Born into a large family in Southern India, he knows firsthand the struggles and stigma of poverty. “I had started working as a janitor to meet the needs of my family.” He’s committed to fighting for more education and job training resources for southeast Michigan, a higher minimum wage, universal health care, and programs to jumpstart entrepreneurship in historically disenfranchised communities. “These initiatives will close the racial wealth gap and help more families in the United States,” he said.

Thanedar praised the great contributions of the physicians, especially during the Covid. Congressman Thanedar vowed to “fight for the transformation of the broken immigration system in the US.”

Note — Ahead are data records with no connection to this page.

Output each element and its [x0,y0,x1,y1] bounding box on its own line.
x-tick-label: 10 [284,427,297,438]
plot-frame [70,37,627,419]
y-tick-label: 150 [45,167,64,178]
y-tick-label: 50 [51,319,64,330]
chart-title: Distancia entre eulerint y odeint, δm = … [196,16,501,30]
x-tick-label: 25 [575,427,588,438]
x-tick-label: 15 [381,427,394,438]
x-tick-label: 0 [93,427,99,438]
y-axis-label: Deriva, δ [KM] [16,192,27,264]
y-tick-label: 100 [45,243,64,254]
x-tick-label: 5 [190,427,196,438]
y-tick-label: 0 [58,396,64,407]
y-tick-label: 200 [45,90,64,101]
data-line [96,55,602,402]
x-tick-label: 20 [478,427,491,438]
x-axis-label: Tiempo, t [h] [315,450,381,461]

In his remarks on the great philanthropic activities carried out through the Heart to Heart Foundation, Dr. Sunny Anand said, “We’ve been going to villages trying to deliver medical care, and it’s been a journey of more than 50 years. Within the last 10 years, we have set up 10 hospitals with no cash counters and no billing department. All the care is given totally free. Our Foundation has touched the lives of so many with more than 220,000 consultations 26,000 heart surgeries or cat interventions completely free of cost. And we are now talking to you about rural Medical College. Come join us in our endeavor to touch many more lives and transform the lives of the rural poor.”

The entertainment sessions of the inaugural night kickstarted with the “AAPI’s Got Talent contest” where AAPI members showcased their hidden talents. The highly sought-after event was led by Dr. Amit Chakrabarty, the incoming vice president of AAPI, and Dr. Seema Arora, past Chair of AAPI BOT. Other cultural programs for the evening included Bishakh Jyoti Live, Garba and Mehfil & Khaas.